OBJECTIVE(S): The ultrasonic advanced energy study device (AH device) is the first surgical device indicated to seal vessels up to and including 7mm using ultrasonic technology alone. This study assesses clinical experience during total laparoscopic hysterectomy (TLH) using advanced hemostasis mode (AHM).
This was a prospective, non-randomized, single arm, multicenter, observational study which did not modify or influence current surgeon technique for elective TLH for benign disease. Each surgeon assessed hemostasis, defined as the hemostatic transection of the uterine vasculature (left/right) with at least one use of the AH device in AHM without the use of additional hemostatic measures other than the AH device. Patients were followed for 4-6 weeks after surgery. Vessel sealing performance was quantitatively assessed for transection and sealing of the uterine artery (UA), the uterine pedicle (UP; defined as cases where the UA could not be 'isolated') and the ovarian pedicle (OP) (when indicated). Adverse events (AEs) related to the AH device or procedures were collected.

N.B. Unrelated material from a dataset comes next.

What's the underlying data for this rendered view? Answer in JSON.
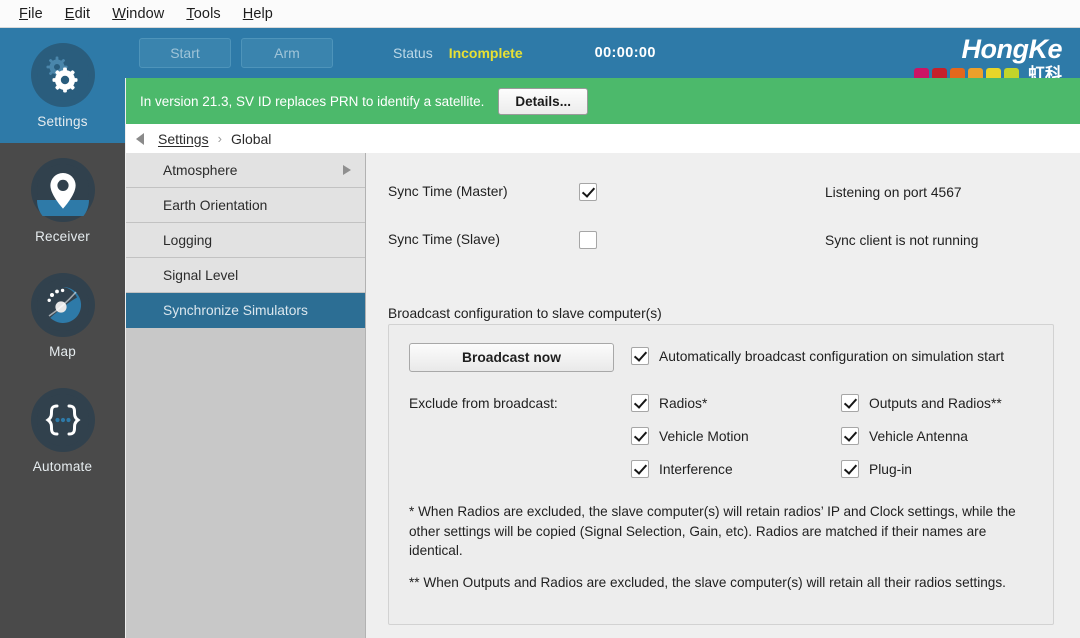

Forty patients underwent the procedure. Mean age was 49 years and mean body mass index was 28kg/m(2). Mean surgical duration was 88min. None required conversion to open procedure. Using only the AH device, hemostasis was achieved and maintained in 119 (94.4%) transections (both left and right sides of the UA/UP and OP). Additional hemostasis was achieved in 5 patients using conventional bipolar (4) or monopolar (1) energy. No patient required a blood transfusion postoperatively. Only one adverse event of pain was considered to be related to the use of the ultrasonic AH device during this study.
These results support that the AH device with its AHM has clinical utility in sealing named vessels in TLH. The new algorithm to deliver energy in the AHM has the potential to reduce the need for additional hemostatic devices or products as well as the potential to reduce the need for multiple instrument changes during surgery.
超声先进能量研究装置(AH装置)是首个仅使用超声技术就能封闭直径达7mm及以下血管的手术装置。本研究评估了在全腹腔镜子宫切除术(TLH)中使用先进止血模式(AHM)的临床经验。
这是一项前瞻性、非随机、单臂、多中心观察性研究,未改变或影响当前外科医生对良性疾病进行择期TLH的技术。每位外科医生评估止血情况,定义为在AHM中至少使用一次AH装置对子宫血管(左/右)进行止血切断,且除AH装置外不使用其他额外止血措施。术后对患者进行4至6周的随访。对子宫动脉(UA)、子宫蒂(UP;定义为无法“分离”UA的情况)和卵巢蒂(OP)(如有指征)的切断和封闭进行血管封闭性能的定量评估。收集与AH装置或手术相关的不良事件(AE)。
40例患者接受了该手术。平均年龄为49岁,平均体重指数为28kg/m²。平均手术时间为88分钟。无一例需要转为开放手术。仅使用AH装置,119处(UA/UP和OP的左右两侧)切断实现并维持了止血(94.4%)。5例患者使用传统双极(4例)或单极(1例)能量实现了额外止血。术后无患者需要输血。在本研究中,仅1例疼痛不良事件被认为与超声AH装置的使用有关。
这些结果支持AH装置及其AHM在TLH中封闭指定血管具有临床实用性。AHM中输送能量的新算法有可能减少对额外止血装置或产品的需求,以及减少手术中多次器械更换的需求。